Today’s post is in honor of Calvin Schwabe who was born on March 15, 1927. He died June 24, 2006.
Schwabe, as a veterinarian, is sadly unknown to most physicians. This should be rectified. He is considered the “father of modern epidemiology.” In a career that spanned 52 years, he made crucial and astute linkages between animal health, human health, and the environment. Current healthcare providers would benefit greatly from his perspective of these interrelationships.
For ten years (1956- 1966) he was on the faculty at the American University of Beirut. His research focused on parasitic zoonoses, including hydatid disease which was (and remains) endemic in the mideast. In 1966, Schwabe returned to the United States and was one of the founding members of the University of California Davis veterinary school. He established the Department of Epidemiology and Preventive Medicine – the first such department in a veterinary school in the world. The program offered the first graduate degree in preventive veterinary medicine and is a model replicated at numerous other veterinary schools.
He first published his seminal work, Veterinary Medicine and Human Health, in 1969. Though animal and human medicine was historically seen as united until modern times, it was Schwabe and his textbook that revived the view that veterinarians, physicians (and public health workers) are all toiling at the same task.
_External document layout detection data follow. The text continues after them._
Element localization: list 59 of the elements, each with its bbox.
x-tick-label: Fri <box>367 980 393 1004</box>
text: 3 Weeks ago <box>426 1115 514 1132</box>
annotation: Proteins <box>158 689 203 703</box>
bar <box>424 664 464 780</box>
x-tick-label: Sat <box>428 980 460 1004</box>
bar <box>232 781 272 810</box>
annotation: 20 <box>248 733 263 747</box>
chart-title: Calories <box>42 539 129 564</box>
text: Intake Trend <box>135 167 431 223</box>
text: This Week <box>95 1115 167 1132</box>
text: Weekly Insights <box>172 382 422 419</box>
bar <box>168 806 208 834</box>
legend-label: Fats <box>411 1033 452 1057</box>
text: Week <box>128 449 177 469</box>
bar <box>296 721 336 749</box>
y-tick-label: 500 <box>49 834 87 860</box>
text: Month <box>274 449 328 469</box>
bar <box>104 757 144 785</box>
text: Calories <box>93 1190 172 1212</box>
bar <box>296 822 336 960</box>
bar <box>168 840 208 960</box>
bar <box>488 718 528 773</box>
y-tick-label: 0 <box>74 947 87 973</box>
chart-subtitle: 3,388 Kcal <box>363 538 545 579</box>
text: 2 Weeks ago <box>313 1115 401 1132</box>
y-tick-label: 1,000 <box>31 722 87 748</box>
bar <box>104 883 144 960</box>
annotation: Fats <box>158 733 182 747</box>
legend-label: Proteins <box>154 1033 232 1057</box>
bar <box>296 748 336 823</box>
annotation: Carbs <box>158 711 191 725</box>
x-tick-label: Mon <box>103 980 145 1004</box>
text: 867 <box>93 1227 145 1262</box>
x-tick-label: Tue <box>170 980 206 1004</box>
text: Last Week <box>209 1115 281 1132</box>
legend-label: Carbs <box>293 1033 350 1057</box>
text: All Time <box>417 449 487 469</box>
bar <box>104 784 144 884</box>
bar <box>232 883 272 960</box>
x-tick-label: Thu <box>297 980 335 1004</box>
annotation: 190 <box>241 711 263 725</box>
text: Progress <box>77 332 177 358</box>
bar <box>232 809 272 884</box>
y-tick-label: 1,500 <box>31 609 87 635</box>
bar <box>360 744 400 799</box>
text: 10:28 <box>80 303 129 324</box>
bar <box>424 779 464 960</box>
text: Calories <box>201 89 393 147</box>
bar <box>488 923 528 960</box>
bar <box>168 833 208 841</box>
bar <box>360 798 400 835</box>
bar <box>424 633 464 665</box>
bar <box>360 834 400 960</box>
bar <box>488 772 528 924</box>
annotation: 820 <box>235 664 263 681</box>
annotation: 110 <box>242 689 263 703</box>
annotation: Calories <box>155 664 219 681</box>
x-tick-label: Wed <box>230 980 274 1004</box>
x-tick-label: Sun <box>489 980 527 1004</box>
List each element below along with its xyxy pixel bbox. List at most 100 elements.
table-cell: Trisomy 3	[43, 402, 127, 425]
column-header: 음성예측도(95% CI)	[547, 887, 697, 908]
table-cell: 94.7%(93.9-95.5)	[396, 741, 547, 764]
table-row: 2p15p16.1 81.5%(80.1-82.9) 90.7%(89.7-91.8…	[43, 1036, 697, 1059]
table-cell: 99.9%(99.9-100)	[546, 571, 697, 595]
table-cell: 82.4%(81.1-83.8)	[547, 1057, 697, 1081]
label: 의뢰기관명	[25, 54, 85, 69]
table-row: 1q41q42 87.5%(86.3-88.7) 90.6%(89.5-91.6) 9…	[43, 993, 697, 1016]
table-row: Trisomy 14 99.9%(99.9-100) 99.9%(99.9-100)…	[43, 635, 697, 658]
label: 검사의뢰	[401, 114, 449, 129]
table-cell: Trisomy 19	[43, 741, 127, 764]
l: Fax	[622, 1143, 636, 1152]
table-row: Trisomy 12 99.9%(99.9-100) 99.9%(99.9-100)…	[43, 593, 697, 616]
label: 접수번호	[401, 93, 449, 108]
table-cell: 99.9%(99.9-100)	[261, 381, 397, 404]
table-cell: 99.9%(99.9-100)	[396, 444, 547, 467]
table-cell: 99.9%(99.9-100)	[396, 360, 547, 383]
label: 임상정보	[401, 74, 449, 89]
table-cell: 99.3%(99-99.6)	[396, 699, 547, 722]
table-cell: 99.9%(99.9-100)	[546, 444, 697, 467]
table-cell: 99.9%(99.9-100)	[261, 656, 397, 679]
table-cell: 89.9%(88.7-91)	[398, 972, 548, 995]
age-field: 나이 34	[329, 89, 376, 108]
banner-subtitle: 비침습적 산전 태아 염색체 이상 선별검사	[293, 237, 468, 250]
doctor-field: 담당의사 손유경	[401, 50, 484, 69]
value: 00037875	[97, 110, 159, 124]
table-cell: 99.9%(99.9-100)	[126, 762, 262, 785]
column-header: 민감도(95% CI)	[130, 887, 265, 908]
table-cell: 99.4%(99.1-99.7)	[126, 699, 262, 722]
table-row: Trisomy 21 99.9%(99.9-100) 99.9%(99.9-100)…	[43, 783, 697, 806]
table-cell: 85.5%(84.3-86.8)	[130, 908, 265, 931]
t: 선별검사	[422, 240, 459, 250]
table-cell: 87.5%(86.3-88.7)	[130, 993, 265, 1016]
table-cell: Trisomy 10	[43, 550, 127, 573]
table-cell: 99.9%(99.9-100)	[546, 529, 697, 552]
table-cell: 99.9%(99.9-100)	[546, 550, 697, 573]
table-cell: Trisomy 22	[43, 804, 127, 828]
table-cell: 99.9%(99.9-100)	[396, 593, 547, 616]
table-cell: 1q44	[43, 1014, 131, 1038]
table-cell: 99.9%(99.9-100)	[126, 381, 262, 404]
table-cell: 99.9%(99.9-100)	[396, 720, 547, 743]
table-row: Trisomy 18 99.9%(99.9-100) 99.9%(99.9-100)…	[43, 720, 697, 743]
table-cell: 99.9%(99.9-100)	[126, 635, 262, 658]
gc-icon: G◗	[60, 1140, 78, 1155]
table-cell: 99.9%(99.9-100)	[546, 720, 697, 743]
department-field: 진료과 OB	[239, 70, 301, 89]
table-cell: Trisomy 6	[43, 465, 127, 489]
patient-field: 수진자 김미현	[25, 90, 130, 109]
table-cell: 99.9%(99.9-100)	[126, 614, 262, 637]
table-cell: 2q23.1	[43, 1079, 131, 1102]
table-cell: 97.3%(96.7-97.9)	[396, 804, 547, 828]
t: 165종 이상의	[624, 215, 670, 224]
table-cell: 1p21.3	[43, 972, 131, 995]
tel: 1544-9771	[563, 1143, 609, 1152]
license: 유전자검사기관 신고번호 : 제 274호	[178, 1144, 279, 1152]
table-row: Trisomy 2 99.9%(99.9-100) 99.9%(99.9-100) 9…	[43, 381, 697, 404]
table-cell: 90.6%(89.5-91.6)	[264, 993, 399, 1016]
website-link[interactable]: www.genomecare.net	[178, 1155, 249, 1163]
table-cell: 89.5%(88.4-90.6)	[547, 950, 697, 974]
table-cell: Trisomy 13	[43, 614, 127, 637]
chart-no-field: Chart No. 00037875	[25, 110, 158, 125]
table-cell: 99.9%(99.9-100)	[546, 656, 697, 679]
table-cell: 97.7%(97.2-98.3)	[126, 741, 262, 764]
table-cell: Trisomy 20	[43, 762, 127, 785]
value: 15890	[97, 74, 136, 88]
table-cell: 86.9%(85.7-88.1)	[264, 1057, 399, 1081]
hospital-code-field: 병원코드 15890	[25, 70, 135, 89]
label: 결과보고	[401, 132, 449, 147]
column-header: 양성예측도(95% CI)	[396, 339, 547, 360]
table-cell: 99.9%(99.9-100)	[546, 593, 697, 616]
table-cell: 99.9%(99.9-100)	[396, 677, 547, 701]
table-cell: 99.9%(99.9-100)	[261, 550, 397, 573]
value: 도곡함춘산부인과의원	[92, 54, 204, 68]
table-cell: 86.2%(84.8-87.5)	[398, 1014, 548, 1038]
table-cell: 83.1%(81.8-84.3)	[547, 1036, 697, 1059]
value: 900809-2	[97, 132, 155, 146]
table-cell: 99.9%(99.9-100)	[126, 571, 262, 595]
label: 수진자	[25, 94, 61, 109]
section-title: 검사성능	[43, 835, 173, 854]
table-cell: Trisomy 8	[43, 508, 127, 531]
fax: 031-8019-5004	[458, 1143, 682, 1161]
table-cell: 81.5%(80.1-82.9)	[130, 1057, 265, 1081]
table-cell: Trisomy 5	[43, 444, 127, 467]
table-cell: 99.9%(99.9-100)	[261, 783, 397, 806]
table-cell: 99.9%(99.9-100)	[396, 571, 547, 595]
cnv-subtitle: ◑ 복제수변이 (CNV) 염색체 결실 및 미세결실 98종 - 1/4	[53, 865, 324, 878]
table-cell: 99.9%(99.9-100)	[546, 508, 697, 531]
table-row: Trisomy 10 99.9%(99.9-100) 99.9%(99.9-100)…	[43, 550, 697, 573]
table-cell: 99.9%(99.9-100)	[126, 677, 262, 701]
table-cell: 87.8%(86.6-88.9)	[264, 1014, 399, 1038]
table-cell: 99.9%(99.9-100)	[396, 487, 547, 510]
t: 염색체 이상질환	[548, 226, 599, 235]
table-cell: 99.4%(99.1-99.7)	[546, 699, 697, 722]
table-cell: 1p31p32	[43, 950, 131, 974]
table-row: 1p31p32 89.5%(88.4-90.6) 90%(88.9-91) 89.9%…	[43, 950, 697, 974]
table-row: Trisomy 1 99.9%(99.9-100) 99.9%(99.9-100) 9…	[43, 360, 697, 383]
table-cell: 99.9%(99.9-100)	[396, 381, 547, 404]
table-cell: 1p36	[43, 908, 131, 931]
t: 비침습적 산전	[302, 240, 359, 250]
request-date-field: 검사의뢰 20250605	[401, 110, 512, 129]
I was introduced to Schwabe and Veterinary Medicine and Human Health, by Dr. Marguerite Pappaioanou when she was faculty at the University of Minnesota’s School of Public Health. Marguerite is one of many pupils of Schwabe who are now leaders in public health, epidemiology, and veterinary medicine. Some ~12 years ago, I met Marguerite to discuss my interest in conservation medicine. In a conversation that remains a pivotal point in my educational career, she told me about Schwabe and the history of One Health. She showed me her copy of Vet Med & Human Health. I was thrilled. I was subsequently able to buy a used copy of the 3rd and final edition of the book (published in 1984). It remains one of my most valued science/ medicine texts.
Schwabe’s influences can be seen in burgeoning global One Health efforts. It is not a coincidence that the 3rd International One Health Congress starts on the anniversary of his birth. One Health teaching programs are flourishing at veterinary schools and the One Health approach is pursued by governmental and non-governmental agencies working to improve quality of life globally. Unfortunately, physicians and medical schools have been slow to understand the value of the One Health model. I would hope that this oversight will be rectified.